🤖 AI Summary
This study addresses the problem of inferring human implicit attention patterns solely from Atari gameplay action sequences—without eye-tracking or neural data. To this end, we propose the Contextualized Task-Relevant (CTR) attention network, the first method capable of generating sparse, decision-oriented implicit attention maps directly from offline reinforcement learning (RL) trajectories. Validated via attention distillation and comparative evaluation against the eye-movement-driven TIOA model, CTR-generated attention maps exhibit high spatial, temporal, and policy-level alignment with human ground truth—significantly outperforming standard RL agents—and thereby demonstrate physiological plausibility. Our key contributions are threefold: (1) establishing the first implicit attention modeling framework relying exclusively on action sequences; (2) revealing fundamental mechanistic differences between human and RL agent attention allocation; and (3) introducing a novel, non-invasive paradigm for cognitive modeling grounded in behavioral traces.
📝 Abstract
This study introduces a novel method for revealing human covert attention patterns using gameplay data alone, utilizing offline attention techniques from reinforcement learning (RL).
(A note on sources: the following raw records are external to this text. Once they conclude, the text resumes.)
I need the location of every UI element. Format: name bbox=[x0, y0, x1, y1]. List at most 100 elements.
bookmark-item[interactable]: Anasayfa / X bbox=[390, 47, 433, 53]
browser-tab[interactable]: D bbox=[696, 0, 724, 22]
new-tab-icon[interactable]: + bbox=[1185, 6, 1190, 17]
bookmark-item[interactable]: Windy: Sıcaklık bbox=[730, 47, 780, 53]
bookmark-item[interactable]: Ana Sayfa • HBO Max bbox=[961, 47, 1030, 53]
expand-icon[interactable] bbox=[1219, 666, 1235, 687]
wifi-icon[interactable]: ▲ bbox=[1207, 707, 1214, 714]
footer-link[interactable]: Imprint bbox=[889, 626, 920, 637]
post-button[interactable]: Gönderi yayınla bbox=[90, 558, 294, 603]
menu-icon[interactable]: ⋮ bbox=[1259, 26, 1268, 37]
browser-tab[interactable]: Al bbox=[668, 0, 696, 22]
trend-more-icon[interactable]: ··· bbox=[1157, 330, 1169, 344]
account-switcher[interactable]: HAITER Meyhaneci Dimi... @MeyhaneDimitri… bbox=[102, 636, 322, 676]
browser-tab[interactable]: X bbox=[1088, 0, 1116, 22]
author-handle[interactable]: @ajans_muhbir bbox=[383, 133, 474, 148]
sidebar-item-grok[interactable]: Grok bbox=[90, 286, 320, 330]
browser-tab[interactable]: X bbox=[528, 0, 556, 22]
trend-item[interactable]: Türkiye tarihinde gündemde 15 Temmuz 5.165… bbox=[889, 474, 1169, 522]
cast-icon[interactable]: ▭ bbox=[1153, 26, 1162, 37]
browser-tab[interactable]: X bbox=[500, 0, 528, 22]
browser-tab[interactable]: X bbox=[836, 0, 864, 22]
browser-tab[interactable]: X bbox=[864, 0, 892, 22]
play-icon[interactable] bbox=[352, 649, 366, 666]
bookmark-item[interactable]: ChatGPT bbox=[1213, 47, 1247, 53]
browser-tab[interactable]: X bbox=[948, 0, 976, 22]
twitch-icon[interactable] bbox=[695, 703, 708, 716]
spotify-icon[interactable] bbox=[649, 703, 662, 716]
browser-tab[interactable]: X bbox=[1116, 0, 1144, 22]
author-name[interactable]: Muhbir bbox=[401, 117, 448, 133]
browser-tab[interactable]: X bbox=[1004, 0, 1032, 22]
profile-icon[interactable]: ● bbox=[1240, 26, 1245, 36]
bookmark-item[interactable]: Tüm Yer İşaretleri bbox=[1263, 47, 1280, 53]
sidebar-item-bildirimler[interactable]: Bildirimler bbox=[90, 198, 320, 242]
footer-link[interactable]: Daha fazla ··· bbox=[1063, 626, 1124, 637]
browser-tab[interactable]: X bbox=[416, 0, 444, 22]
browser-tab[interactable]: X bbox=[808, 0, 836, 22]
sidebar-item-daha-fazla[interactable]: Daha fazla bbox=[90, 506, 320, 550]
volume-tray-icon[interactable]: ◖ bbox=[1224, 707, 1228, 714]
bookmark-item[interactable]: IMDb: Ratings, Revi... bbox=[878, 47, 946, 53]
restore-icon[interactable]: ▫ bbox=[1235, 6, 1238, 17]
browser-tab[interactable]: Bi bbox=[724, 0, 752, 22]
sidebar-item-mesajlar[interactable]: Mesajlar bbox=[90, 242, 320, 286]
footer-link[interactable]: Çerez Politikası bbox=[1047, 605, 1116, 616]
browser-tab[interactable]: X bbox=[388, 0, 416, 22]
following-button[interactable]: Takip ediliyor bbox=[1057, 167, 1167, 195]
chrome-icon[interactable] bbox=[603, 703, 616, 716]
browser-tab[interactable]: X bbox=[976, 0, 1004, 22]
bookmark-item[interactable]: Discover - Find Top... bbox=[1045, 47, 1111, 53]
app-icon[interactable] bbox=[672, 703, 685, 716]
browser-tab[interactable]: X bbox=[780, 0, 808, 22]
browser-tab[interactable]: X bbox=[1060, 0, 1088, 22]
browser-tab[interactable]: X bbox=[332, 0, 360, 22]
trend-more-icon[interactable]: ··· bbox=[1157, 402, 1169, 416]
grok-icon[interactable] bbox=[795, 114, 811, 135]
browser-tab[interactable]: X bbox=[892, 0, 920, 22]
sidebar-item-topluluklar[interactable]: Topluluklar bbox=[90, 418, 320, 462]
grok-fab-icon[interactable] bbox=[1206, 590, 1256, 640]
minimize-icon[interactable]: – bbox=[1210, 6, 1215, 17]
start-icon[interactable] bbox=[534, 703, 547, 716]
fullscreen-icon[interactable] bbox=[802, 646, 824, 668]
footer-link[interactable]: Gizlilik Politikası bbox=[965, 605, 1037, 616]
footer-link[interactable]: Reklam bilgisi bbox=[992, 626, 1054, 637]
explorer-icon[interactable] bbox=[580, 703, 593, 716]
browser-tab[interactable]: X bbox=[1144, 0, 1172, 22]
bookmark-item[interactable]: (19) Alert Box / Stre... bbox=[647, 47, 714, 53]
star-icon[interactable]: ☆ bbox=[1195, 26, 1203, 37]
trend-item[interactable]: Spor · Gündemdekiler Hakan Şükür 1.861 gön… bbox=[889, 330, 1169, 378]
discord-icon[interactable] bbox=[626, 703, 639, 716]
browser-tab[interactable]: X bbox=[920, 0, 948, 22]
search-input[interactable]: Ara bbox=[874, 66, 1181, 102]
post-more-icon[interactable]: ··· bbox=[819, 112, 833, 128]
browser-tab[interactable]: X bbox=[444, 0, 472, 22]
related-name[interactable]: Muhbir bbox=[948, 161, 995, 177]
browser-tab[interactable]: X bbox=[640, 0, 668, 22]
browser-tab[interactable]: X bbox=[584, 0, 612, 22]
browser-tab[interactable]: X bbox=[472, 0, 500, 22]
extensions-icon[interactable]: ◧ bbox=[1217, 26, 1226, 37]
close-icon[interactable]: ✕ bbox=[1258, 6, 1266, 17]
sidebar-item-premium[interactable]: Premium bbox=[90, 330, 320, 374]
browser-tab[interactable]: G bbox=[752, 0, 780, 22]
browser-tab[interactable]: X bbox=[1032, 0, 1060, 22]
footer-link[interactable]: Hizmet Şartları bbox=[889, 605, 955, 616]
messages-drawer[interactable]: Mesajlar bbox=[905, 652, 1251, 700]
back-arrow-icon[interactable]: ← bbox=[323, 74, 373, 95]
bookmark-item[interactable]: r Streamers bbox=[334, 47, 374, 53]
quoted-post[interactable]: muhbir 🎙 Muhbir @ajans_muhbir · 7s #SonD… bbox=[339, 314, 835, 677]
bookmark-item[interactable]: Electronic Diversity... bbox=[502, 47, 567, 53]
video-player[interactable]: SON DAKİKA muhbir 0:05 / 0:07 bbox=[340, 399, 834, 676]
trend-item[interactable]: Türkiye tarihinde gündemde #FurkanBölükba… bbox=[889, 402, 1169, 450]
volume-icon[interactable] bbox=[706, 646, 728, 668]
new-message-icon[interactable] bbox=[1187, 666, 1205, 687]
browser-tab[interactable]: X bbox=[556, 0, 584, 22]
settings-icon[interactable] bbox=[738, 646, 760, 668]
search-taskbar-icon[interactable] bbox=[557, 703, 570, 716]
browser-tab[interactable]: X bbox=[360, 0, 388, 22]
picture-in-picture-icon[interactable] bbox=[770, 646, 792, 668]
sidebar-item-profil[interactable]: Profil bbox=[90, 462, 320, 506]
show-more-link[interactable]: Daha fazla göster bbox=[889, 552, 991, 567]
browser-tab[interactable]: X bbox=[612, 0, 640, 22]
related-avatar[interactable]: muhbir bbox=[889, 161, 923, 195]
We propose the contextualized, task-relevant (CTR) attention network, which generates attention maps from both human and RL agent gameplay in Atari environments. These maps are sparse yet retain the necessary information for the current player's decision making. We compare the CTR-derived attention maps with a temporally integrated overt attention (TIOA) model based on eye-tracking data, serving as a point of comparison and discussion. Visual inspection reveals distinct attention patterns: human CTR maps focus on the player and rather nearby opponents, occasionally shifting between stronger focus and broader views - sometimes even attending to empty space ahead. In contrast, agent maps maintain a consistent broad focus on most objects, including distant ones and the player. Quantitative analysis further demonstrates that human CTR maps align more closely with TIOA than agent maps do. Our findings indicate that the CTR attention network can effectively reveal human covert attention patterns from gameplay alone, without the need for additional data like brain activity recordings. This work contributes to understanding human-agent attention differences and enables the development of RL agents augmented with human covert attention.